Differentiating between entering onto and into

The same action, “entering”, is used for both getting on top of things and into things,
and I can’t figure out a way to specify which when writing a rule (for making a custom supporter-kind or container-kind).

For example:

There is a room.
The horse is here.

Instead of entering the horse:
    now the player is on the horse.

Produces the result:

I know it’s easy to work around this, but I’m just curious as to how it’s working.
Is there an I6 code specifically for supporters and containers?

When you write the rule for “entering the horse,” the compiler will assume that the horse is an enterable container (which means that during play the game will talk about being “in” the horse), unless a declaration elsewhere in the code specifies otherwise.

Try this:

[code]There is a room.
The horse is here. The horse is an enterable supporter.

Instead of entering the horse:
now the player is on the horse.[/code]

Mm, not true – the compiler doesn’t make assumptions based on rule headers like that. The horse winds up as neither a container nor a supporter (nor enterable). When you forcibly move the player to a generic thing like that, the room header is “(in the X)” by default.

(If you wrote “The saddle is in the horse,” then the compiler would assume the horse is a container.)

Thanks for the replies! Yes, making the horse a supporter works as a workaround, but what if I want to make the horse an animal and not a kind of supporter?

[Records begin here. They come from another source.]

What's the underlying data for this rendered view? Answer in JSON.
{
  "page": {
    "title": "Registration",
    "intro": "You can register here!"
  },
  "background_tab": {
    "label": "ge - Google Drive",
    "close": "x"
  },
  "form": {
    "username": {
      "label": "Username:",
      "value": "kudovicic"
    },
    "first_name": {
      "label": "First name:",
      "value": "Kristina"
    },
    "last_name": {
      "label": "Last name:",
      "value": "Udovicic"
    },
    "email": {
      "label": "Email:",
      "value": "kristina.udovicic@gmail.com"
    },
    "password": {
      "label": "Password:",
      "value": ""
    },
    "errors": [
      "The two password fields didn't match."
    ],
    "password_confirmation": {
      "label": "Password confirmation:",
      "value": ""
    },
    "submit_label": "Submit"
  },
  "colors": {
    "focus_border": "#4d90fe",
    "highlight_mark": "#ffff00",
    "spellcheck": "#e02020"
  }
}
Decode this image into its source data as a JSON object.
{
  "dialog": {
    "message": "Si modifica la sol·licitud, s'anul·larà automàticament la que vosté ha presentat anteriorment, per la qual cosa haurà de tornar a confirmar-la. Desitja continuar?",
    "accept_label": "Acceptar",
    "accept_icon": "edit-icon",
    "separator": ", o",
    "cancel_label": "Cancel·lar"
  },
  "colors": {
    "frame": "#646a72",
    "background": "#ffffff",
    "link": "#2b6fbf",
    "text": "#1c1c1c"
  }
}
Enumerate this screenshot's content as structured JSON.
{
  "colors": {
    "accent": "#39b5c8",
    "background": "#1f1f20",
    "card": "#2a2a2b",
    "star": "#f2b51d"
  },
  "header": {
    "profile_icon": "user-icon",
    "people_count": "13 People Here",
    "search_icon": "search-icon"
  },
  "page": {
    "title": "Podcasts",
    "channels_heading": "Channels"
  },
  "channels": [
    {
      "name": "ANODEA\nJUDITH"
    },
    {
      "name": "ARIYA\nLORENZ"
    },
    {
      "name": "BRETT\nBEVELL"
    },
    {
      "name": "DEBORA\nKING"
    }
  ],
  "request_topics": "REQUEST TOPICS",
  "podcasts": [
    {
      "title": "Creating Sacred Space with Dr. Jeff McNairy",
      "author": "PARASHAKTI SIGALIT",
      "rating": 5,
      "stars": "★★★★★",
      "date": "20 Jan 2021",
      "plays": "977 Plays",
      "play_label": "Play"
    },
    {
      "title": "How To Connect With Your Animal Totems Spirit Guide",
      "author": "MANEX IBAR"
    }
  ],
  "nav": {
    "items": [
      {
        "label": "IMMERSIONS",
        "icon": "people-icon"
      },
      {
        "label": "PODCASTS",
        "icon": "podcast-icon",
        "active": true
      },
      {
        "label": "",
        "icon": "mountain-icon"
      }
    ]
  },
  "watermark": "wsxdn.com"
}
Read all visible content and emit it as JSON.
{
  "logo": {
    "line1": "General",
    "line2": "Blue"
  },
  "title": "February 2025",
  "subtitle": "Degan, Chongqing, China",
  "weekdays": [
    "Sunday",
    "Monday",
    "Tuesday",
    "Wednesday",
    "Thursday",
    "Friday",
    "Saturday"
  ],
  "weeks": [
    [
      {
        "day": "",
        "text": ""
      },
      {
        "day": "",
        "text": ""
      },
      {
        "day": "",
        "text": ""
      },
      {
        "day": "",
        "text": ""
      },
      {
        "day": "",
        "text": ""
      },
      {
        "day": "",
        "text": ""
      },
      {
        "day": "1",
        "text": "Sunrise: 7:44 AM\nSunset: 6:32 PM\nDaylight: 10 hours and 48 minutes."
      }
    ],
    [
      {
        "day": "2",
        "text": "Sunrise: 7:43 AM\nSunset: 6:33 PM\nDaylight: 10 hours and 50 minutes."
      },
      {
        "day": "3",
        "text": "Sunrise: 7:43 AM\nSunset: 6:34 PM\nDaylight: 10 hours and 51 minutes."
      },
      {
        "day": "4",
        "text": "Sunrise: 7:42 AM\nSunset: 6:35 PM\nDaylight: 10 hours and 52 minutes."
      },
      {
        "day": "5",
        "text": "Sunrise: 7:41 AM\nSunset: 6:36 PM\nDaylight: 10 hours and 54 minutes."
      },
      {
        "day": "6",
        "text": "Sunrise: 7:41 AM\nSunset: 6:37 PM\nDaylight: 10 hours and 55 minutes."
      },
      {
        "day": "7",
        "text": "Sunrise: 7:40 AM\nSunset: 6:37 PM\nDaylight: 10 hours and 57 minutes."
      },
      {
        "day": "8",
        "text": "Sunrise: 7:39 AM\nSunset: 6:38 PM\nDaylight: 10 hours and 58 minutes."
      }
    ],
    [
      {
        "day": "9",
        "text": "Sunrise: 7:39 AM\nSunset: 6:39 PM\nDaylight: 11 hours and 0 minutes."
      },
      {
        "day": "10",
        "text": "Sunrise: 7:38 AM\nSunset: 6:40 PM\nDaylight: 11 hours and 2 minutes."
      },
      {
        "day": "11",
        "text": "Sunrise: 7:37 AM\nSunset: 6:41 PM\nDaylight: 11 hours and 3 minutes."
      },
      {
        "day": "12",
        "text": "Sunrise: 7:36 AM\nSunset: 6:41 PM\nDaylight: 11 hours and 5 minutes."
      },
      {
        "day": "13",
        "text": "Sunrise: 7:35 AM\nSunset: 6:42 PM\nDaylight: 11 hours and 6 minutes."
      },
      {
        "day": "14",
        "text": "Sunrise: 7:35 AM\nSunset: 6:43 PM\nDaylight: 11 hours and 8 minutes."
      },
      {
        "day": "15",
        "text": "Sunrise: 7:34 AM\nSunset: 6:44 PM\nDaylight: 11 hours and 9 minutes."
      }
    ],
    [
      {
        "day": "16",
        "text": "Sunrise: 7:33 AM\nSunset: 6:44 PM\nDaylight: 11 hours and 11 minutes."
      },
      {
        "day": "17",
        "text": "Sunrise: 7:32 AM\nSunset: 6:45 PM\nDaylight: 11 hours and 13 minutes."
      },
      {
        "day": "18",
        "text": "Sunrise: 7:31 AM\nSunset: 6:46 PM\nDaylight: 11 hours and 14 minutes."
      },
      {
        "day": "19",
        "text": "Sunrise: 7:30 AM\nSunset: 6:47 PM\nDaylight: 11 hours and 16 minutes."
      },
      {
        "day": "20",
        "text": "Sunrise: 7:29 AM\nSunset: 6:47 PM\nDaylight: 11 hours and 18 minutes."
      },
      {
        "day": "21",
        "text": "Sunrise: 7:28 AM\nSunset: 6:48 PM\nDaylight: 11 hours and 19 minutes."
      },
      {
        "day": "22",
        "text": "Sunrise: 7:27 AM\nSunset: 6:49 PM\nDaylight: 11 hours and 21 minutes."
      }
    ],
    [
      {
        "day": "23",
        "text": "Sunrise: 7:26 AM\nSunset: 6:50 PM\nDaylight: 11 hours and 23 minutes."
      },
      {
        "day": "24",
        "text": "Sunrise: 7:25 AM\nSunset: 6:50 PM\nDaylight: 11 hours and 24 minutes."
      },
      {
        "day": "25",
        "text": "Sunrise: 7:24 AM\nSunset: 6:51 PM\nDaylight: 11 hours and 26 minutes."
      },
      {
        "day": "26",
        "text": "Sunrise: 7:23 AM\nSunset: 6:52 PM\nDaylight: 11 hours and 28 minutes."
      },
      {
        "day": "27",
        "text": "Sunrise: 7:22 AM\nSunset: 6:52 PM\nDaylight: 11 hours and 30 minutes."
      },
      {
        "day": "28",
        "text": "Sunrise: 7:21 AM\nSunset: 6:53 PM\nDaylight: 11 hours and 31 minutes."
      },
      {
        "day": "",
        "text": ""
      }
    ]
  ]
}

Zarf, is there a way to force a room header for when being on or in a specific generic thing or kind of thing?

The “Rideable Vehicles” extension is built into Inform 7:

Thanks Hanon! I looked at the code of that extension and I found the snippet of I6 code that seems to make the difference:

Include (-
	has enterable supporter,
-) when defining a any kind or thing here.

That will make the header say “on” instead of “in”, without implementing other supporter features on the kind.

Whoops, thanks for the correction. I was getting it confused with the assumptions that the compiler makes based on certain declarations – “A bucket is here. In the bucket is a turnip,” automatically turns the bucket into a container, for example.